Bo Burnham in "Bo Burnham: Inside" (Courtesy of Netflix)

Bo Burnham in "Bo Burnham: Inside" (Courtesy of Netflix)

And then, there is the question that we already know the answer to: Who gets to be a tortured artist publicly and show mental health struggles — particularly suicidal ideations — without being pathologized for it? Maybe it's the fact that in "Inside," vague references to racial injustice and climate change remain firmly outside. Maybe it's the fact that the show's mystique dissolved a bit when I read that his studio is actually a stand-alone building in his Los Angeles backyard, a far cry from those who spent lockdowns in small city apartments without a house to retreat to after the workday. Maybe it's the strange feeling of seeing a cisgender white man so free in his body, alone.

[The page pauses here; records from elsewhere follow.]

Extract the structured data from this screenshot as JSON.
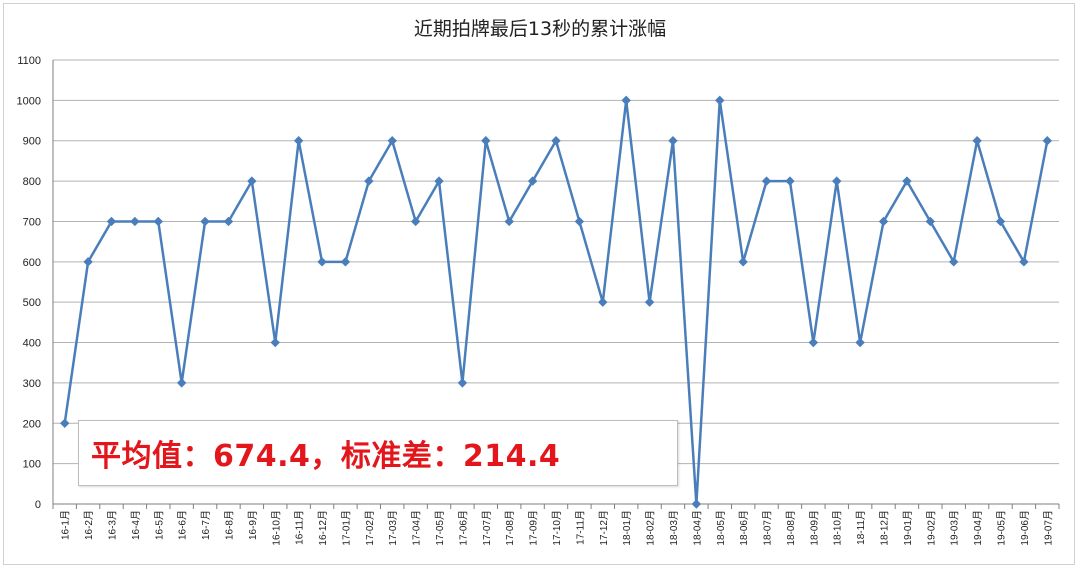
{
  "chart_data": {
    "type": "line",
    "title": "近期拍牌最后13秒的累计涨幅",
    "xlabel": "",
    "ylabel": "",
    "ylim": [
      0,
      1100
    ],
    "yticks": [
      0,
      100,
      200,
      300,
      400,
      500,
      600,
      700,
      800,
      900,
      1000,
      1100
    ],
    "grid": true,
    "legend": "none",
    "categories": [
      "16-1月",
      "16-2月",
      "16-3月",
      "16-4月",
      "16-5月",
      "16-6月",
      "16-7月",
      "16-8月",
      "16-9月",
      "16-10月",
      "16-11月",
      "16-12月",
      "17-01月",
      "17-02月",
      "17-03月",
      "17-04月",
      "17-05月",
      "17-06月",
      "17-07月",
      "17-08月",
      "17-09月",
      "17-10月",
      "17-11月",
      "17-12月",
      "18-01月",
      "18-02月",
      "18-03月",
      "18-04月",
      "18-05月",
      "18-06月",
      "18-07月",
      "18-08月",
      "18-09月",
      "18-10月",
      "18-11月",
      "18-12月",
      "19-01月",
      "19-02月",
      "19-03月",
      "19-04月",
      "19-05月",
      "19-06月",
      "19-07月"
    ],
    "series": [
      {
        "color": "#4a7ebb",
        "values": [
          200,
          600,
          700,
          700,
          700,
          300,
          700,
          700,
          800,
          400,
          900,
          600,
          600,
          800,
          900,
          700,
          800,
          300,
          900,
          700,
          800,
          900,
          700,
          500,
          1000,
          500,
          900,
          0,
          1000,
          600,
          800,
          800,
          400,
          800,
          400,
          700,
          800,
          700,
          600,
          900,
          700,
          600,
          900
        ]
      }
    ],
    "annotation": "平均值：674.4，标准差：214.4"
  },
  "colors": {
    "line": "#4a7ebb",
    "grid": "#b3b3b3",
    "annotation_text": "#e3161c"
  }
}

We need Burnham to stand for something, not just exist in the endless loop of self-reflexive self-mastery. Otherwise, "Inside" risks serving as a boilerplate for a new privileged-white-male performance of self-awareness through art.

That said, maybe we can measure the success of this special not in masterful effects and production or catchy songs, but in the space it opens up to process and critique the limitations of the art that has gotten us through COVID-19 so far — and to create new genres and forms from their ashes.